Posted: June 17, 2011

Rwanda experienced a failed peacekeeping effort and underwent a horrific tragedy in 1994. More recently, the Darfur region of Sudan has undergone similar experiences. Today, Rwandan soldiers are playing a major role in Darfur as peacekeepers, and USIP is helping train them on how to do it. The Academy’s Ted Feifer, Keith Bowen, and contractor Joseph Sany led a USIP workshop for Rwandan Defense Force (RDF) officers preparing an infantry battalion for deployment with the United Nations/African Union Hybrid Mission in Darfur (UNAMID).

The training was conducted in partnership with the Department of State's African Contingency Operations and Training Assistance Program (ACOTA). The workshop was held April 4–6, 2011 at the RDF base at Gako, one hour's drive south of Kigali.

The 25 workshop participants included the battalion commander and his subordinate officers. The program focused on developing and improving core conflict management and resolution skills for military officers deploying as peacekeepers, particularly in their Darfur mission area. Program objectives were to develop and build analytical, communication, negotiation, and third party skills; strengthen problem solving in individual and group situations; and share lessons learned in the prevention, management, and resolution of conflict.

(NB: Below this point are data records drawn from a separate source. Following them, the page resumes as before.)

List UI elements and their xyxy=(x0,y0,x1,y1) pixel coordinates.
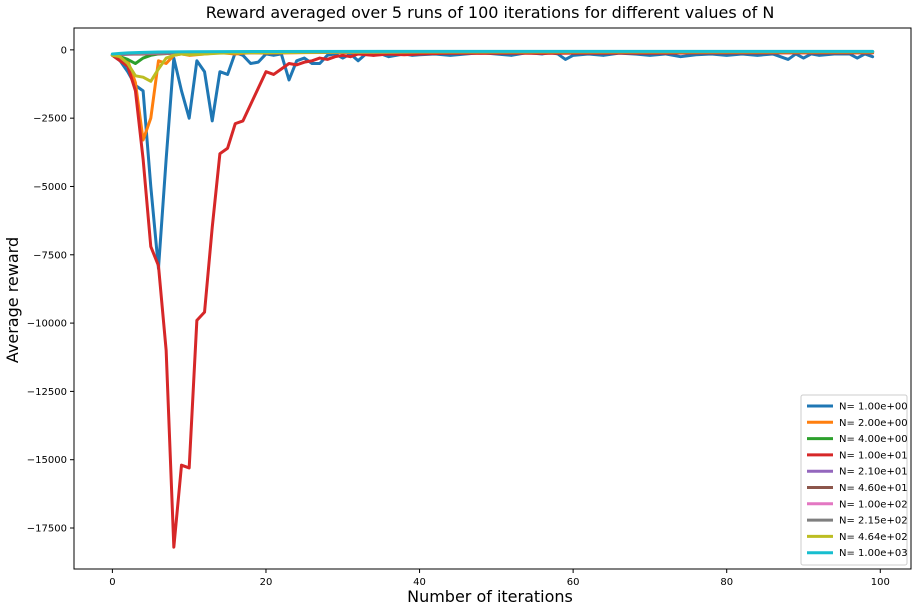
x-axis-title: Number of iterations xyxy=(407,587,573,606)
legend-label-9: N= 4.64e+02 xyxy=(839,532,908,543)
y-axis-title: Average reward xyxy=(3,237,22,363)
y-tick-label: −10000 xyxy=(27,319,67,330)
y-tick-label: −5000 xyxy=(33,182,67,193)
x-tick-label: 100 xyxy=(871,577,890,588)
legend-label-7: N= 1.00e+02 xyxy=(839,499,908,510)
legend-label-3: N= 4.00e+00 xyxy=(839,434,908,445)
chart-title: Reward averaged over 5 runs of 100 itera… xyxy=(206,3,775,22)
y-tick-label: −15000 xyxy=(27,455,67,466)
x-tick-label: 40 xyxy=(413,577,426,588)
legend-label-8: N= 2.15e+02 xyxy=(839,516,908,527)
plot-frame xyxy=(73,27,912,570)
series-line-10 xyxy=(110,49,875,56)
plot-area: 0 20 40 60 80 100 0 −2500 −5000 −7500 −10000 −12500… xyxy=(27,27,912,588)
y-tick-label: −2500 xyxy=(33,114,67,125)
legend-label-10: N= 1.00e+03 xyxy=(839,548,908,559)
legend-label-2: N= 2.00e+00 xyxy=(839,418,908,429)
legend-label-6: N= 4.60e+01 xyxy=(839,483,908,494)
legend-label-5: N= 2.10e+01 xyxy=(839,467,908,478)
legend: N= 1.00e+00 N= 2.00e+00 N= 4.00e+00 N= 1.00… xyxy=(800,394,908,566)
series-group xyxy=(110,49,875,549)
y-tick-label: −17500 xyxy=(27,524,67,535)
y-tick-label: 0 xyxy=(61,45,67,56)
y-tick-label: −7500 xyxy=(33,250,67,261)
legend-label-1: N= 1.00e+00 xyxy=(839,402,908,413)
x-tick-label: 80 xyxy=(720,577,733,588)
legend-label-4: N= 1.00e+01 xyxy=(839,450,908,461)
x-tick-label: 0 xyxy=(109,577,115,588)
y-tick-label: −12500 xyxy=(27,387,67,398)
x-tick-label: 60 xyxy=(567,577,580,588)
x-tick-label: 20 xyxy=(260,577,273,588)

Participants took part in practical exercises involving conflict analysis, communication, negotiation, and the role of a third party. This included an exercise on unplanned and potentially dangerous negotiations at a roadblock. Participants also learned about the challenges of working with an interpreter in a peacekeeping context.

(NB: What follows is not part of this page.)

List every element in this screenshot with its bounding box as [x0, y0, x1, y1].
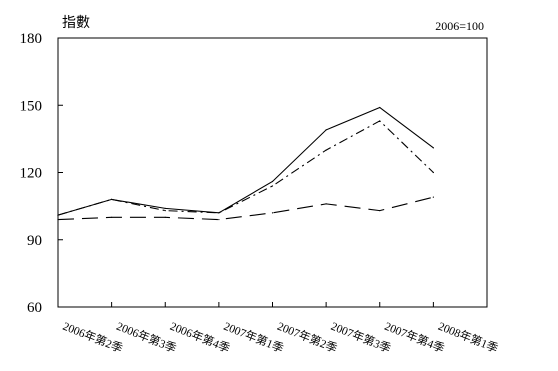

The workshop also addressed the protection of civilians, focusing on its importance to the peacekeeper and issues for the military commander. Finally, participants had an opportunity to apply all the skills learned in a final complex, multiparty crisis simulation with a Darfur-like context.

The consensus of the post-workshop evaluations was that the workshop provided highly useful skills that were directly relevant to the impending peacekeeping mission in Darfur. As one participant put it, “The workshop opened my mind in terms of negotiating when some [conflict] situations arise, especially for our next deployment.”

This was the 23rd ACOTA workshop conducted by USIP’s Academy for International Conflict Management and Peacebuilding as part of an ongoing program, all of them held in the African troop-contributing countries.